Intelは2月24日、ASML社製の最先端High-NA EUVリソグラフィ装置2台を使用して1四半期で3万枚のウェハーを処理したことを明らかにした。この早期導入は、次世代14A製造プロセスへの重要な準備段階であり、半導体製造技術における競争力回復を目指すIntelの戦略的取り組みを示している。
3万枚のウェハー処理とHigh-NA EUV技術の優位性
Intelの上級主任エンジニアであるSteve Carson氏は、サンノゼで開催された会議で、オレゴン州ヒルズボロ近郊のD1開発施設に設置された2台のASML製High-NA(高開口数)EUVリソグラフィ装置を用いて、1四半期で3万枚のウェハーを処理したことを明らかにした。
これらの装置は、各マシンが推定3億5000万ユーロ(約550億円)と言われる高価な最先端機器である。技術的には、従来のLow-NA EUVシステムが1回の露光で13.5nmの解像度を実現するのに対し、High-NA装置は8nmという大幅に向上した解像度を達成している。
Carson氏によれば、これらの新型装置は以前のEUV世代と比較して約2倍の信頼性を示しており、「一定のペースでウェハーを処理できていることはプラットフォームにとって大きな恩恵だ」と述べている。特筆すべき点として、従来の装置では3回の露光と約40の処理ステップが必要だった工程が、High-NA装置では1回の露光と「一桁」の処理ステップに削減されている。
18Aから14Aへ:High-NA EUV技術の展開計画
現在Intelは、今年後半に新世代PCチップとともに量産が予定されている18A製造技術を使ってHigh-NA装置のテストを行っている。同社は次世代の14A製造技術(約1.4nmクラス)での本格的な量産にこれらの装置を導入する計画だが、具体的な量産開始時期は未発表のままだ。
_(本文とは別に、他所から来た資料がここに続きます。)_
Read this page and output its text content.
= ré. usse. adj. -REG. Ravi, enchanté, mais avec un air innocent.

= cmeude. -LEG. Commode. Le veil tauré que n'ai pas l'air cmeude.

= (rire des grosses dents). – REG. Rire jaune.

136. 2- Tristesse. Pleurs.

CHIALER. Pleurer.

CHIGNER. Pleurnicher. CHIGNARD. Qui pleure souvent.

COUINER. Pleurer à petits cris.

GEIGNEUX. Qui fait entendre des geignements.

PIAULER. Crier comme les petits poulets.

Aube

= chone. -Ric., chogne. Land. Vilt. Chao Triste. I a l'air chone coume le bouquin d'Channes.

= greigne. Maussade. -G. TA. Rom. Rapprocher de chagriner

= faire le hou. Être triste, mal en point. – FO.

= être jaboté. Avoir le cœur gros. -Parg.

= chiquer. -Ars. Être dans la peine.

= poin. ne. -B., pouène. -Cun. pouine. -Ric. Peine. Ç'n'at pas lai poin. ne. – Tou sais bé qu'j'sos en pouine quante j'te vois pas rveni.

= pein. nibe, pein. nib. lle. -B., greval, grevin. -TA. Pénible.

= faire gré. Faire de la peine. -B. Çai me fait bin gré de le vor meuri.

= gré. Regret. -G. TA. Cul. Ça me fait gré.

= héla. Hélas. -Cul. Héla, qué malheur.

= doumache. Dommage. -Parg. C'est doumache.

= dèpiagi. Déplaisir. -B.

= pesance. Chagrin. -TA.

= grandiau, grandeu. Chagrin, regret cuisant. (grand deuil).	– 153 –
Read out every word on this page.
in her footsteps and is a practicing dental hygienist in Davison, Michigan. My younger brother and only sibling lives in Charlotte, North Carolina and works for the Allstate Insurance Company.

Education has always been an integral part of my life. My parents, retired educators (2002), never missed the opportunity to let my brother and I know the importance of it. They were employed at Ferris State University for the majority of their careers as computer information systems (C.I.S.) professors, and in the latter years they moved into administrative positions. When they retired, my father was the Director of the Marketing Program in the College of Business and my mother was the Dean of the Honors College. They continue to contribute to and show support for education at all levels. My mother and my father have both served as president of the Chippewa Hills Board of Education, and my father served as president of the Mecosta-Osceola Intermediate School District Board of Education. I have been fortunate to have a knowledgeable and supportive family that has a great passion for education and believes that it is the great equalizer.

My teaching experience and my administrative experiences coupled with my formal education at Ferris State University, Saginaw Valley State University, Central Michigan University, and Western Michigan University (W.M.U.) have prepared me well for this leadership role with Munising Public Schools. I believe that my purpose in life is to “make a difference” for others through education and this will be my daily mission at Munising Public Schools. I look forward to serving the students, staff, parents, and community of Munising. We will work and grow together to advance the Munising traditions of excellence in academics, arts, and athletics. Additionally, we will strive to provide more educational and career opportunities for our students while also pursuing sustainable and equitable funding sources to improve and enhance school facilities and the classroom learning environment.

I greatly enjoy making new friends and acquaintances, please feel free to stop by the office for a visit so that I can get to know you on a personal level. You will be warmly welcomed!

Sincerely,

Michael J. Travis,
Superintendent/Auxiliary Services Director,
ASMLはこれらのTwinscan EXE:5000システムを「前生産ツール」として分類しており、大量生産用ではないとしている。しかし、Intelによる3万枚という処理数は研究開発用途としては非常に大きな数字であり、同社がHigh-NA EUV時代のリーディングチップメーカーになるという意思の強さを示している。
半導体業界における競争戦略と先行利益
Intelは歴史的に見ると、前世代のEUV装置導入では完全生産までに7年を要し、その間にTSMCに主導権を奪われる結果となった。今回のHigh-NA EUV技術に対する積極的な姿勢は、この教訓を踏まえた戦略転換を示唆している。
一方、TSMCなどの競合他社はHigh-NA EUV技術の採用にやや慎重な姿勢を見せている。Intelが競合他社に先駆けてこの技術を採用することの意義は大きく、フォトマスク用ガラス、ペリクル、特殊化学物質など、将来的に業界標準となり得るHigh-NA EUV製造の様々な側面を開発できる優位性がある。
さに、ASMLはIntelエンジニアからのフィードバックを基にTwinscan EXE:5000 High-NA EUVツールの開発を進めており、これは時間の経過とともにIntelに競合他社に対する優位性をもたらす可能性がある。